Here is Mohler on The Leader and Death
A legacy is what is left in the wake of a great leader. The leader is gone from the scene, but his influence remains essential to the direction and culture of the work he led. Once again, conviction is central. The idiosyncrasies of the leader will not (or should not) remain. The plans and visions of the leader will be outdated soon after his burial. The style of the leader is a personal signature. Your tastes will not be the tastes of the future. Yet none of this really matters. What matters is that the convictions survive.
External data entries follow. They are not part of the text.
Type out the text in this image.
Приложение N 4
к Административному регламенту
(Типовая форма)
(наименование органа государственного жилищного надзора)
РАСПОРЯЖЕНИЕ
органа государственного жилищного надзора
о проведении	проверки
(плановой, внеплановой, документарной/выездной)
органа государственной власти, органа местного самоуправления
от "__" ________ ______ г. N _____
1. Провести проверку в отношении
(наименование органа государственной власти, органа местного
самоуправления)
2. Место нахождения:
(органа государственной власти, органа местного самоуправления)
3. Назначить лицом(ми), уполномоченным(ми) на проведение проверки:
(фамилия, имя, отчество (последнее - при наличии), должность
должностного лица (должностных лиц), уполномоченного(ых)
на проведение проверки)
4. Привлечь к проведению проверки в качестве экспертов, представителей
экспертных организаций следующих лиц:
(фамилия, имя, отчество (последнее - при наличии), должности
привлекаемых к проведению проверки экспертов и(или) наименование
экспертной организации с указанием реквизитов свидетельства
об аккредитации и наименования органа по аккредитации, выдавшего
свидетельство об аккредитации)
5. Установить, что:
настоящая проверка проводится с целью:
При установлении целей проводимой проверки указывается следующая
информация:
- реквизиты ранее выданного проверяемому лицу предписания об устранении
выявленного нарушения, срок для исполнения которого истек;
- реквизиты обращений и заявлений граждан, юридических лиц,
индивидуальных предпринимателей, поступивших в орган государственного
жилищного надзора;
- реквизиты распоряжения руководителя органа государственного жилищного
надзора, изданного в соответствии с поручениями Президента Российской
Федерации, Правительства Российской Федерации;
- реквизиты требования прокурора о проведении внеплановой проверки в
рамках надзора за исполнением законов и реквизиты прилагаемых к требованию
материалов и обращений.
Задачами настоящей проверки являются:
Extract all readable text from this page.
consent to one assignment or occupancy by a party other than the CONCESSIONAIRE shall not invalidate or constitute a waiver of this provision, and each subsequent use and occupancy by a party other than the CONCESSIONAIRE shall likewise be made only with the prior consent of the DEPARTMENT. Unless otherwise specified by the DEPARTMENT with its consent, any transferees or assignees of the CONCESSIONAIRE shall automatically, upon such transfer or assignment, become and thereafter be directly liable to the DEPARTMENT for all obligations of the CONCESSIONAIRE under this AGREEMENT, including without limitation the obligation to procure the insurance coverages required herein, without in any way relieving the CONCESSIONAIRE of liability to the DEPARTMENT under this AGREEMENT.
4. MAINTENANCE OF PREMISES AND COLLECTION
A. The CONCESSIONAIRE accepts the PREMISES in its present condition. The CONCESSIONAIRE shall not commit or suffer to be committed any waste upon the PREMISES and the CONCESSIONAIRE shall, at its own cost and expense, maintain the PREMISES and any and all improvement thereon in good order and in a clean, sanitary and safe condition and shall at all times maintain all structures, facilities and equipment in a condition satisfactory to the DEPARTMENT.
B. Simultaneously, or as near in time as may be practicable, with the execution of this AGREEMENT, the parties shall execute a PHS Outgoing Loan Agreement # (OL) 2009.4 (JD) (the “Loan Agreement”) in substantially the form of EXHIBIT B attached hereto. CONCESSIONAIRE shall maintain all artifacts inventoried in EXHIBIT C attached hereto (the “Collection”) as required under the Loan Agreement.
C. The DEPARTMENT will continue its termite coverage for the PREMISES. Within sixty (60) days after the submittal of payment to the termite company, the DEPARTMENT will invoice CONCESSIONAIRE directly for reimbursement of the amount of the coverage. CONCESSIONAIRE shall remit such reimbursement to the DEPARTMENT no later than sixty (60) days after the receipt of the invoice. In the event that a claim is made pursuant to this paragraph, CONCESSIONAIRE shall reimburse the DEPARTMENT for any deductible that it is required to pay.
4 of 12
Remember that leadership is conviction transformed into united action. If the convictions are right, the right actions will follow. The wise leader does not try to perpetuate matters of style and taste, or even plans and programs. The leader who aims at a legacy aims to perpetuate conviction. If the conviction is truly perpetuated, all the rest will follow. If the convictions are not perpetuated, none of the rest really matters. The leader who truly leads by conviction drives those convictions deep into the foundation of the movement. A legacy is built on that foundation as convictions frame reality.
Every leader needs to know the reality that we will die one day and that others will take our place. Hopefully, these new leaders will bring talents and abilities and vision greater than our own. Our greatest concern, however, is that they come with a wealth of conviction. Otherwise, all that we build can be turned against the very truths we have championed.